DeepSeek-RI reportedly achieves 90 per cent of the accuracy of Western AI models while using just 10 per cent of the computational resources. This breakthrough may significantly reduce both financial and environmental costs, making AI more accessible to other markets.
A second question surrounds the electricity demand from large data centres, which were assumed to contain millions of Nvidia’s graphics processing units “GPUs”.
As I have noted in the past, a typical data centre without AI demand has a power rack density of 6-12 kilowatts from central processing unit (CPU) based servers, whilst a data centre supporting AI in the training phase – the process that enables AI models to make accurate inferences – has a rack power density of 26-80 kilowatts, up to 4-7.5 times more from the high-powered GPU-based servers. Will the additional demand for electricity from AI now be less than assumed?

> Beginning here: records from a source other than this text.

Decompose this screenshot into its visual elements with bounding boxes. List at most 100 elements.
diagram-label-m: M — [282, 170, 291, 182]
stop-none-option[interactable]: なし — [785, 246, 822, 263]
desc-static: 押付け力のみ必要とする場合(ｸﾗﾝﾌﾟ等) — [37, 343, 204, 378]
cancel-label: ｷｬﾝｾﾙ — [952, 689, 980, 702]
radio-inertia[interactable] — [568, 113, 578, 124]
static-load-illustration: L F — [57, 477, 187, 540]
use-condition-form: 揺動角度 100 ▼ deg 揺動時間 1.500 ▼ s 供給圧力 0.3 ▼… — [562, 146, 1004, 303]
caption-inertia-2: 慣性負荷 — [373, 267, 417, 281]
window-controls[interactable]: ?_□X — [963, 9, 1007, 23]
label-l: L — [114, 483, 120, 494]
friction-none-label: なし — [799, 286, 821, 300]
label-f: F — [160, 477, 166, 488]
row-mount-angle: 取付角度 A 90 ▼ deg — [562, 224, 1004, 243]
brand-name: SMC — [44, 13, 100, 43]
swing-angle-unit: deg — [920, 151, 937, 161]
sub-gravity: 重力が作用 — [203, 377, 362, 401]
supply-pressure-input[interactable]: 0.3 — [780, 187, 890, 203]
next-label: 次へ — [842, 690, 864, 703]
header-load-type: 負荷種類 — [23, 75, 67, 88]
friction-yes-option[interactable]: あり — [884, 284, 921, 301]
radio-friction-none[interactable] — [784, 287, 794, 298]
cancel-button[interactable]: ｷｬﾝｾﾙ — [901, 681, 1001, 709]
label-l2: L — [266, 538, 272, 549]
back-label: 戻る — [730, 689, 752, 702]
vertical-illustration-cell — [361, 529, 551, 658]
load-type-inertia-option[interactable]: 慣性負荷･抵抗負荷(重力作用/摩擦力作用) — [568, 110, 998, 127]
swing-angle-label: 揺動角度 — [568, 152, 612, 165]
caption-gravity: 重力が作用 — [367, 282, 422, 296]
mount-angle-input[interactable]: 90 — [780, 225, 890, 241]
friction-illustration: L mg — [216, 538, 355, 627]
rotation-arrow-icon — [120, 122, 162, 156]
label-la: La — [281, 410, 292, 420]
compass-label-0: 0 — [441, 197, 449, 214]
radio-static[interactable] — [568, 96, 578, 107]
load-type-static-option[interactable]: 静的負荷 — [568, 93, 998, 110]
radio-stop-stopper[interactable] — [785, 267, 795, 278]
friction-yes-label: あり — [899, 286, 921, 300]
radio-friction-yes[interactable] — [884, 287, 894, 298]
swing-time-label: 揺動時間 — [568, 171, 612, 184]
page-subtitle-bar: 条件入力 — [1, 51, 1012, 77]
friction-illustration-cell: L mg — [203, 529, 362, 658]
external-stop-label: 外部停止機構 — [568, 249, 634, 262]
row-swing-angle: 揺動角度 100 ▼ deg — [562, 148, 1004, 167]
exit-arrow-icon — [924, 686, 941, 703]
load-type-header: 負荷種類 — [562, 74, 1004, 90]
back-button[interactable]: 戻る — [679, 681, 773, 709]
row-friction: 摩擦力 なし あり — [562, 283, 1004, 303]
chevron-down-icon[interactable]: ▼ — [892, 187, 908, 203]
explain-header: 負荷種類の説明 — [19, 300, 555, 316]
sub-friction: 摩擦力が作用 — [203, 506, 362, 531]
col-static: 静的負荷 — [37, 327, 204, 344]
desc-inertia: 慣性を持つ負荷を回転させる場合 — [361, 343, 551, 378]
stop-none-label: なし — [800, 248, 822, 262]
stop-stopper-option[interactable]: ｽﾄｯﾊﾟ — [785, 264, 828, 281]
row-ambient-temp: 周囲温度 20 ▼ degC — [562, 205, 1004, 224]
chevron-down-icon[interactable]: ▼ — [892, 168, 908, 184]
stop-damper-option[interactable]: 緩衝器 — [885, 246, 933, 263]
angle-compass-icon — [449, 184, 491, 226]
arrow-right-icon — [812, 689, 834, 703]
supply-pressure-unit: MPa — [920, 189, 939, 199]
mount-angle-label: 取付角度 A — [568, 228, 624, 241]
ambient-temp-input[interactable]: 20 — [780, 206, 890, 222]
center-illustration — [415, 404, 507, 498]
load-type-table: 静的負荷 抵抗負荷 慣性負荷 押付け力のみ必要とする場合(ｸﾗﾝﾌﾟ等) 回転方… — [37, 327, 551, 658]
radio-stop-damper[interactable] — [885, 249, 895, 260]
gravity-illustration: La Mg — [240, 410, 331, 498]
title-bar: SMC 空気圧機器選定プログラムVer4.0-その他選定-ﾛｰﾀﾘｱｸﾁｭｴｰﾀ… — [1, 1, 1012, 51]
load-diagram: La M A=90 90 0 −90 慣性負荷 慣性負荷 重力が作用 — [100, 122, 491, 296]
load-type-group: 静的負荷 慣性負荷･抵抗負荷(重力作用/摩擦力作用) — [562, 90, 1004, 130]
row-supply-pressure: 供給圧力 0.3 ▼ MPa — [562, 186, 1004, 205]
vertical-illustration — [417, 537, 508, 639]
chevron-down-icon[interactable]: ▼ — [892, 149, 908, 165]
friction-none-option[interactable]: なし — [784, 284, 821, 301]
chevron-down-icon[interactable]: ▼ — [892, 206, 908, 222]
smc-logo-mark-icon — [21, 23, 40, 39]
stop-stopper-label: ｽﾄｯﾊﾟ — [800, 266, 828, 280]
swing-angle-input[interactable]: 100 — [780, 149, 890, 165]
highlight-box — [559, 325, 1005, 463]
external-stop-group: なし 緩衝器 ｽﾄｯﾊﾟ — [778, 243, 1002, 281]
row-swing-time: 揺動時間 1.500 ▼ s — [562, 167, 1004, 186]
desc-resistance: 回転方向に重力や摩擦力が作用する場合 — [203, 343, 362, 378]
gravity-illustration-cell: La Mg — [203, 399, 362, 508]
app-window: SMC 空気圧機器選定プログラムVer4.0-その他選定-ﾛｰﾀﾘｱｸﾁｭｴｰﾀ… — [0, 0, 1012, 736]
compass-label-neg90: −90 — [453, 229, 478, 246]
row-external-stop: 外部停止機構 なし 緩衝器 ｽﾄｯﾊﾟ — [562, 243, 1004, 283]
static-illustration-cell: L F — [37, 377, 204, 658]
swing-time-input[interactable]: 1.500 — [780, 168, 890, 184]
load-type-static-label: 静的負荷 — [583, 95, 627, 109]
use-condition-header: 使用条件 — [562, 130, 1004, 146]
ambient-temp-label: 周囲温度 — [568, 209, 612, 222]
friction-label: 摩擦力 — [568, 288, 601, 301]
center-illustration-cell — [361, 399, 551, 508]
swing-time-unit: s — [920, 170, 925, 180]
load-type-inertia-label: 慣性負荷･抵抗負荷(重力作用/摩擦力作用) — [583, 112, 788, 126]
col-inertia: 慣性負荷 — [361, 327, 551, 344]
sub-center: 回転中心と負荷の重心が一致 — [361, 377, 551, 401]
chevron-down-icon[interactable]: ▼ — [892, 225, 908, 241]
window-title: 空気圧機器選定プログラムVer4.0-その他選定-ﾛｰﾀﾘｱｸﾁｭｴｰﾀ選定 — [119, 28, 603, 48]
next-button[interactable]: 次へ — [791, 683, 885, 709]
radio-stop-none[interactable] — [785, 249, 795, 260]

The reduced energy consumption and affordability of open-source AI systems like DeepSeek-RI may challenge the need for massive, energy-intensive data centers, fundamentally shifting the cost dynamics of AI infrastructure.
New winning technology eventually benefits consumers, often to the detriment of shareholders, and it will be interesting to see if Monday night’s share price declines are just the beginning for some of these AI related companies, or just a short-term market adjustment.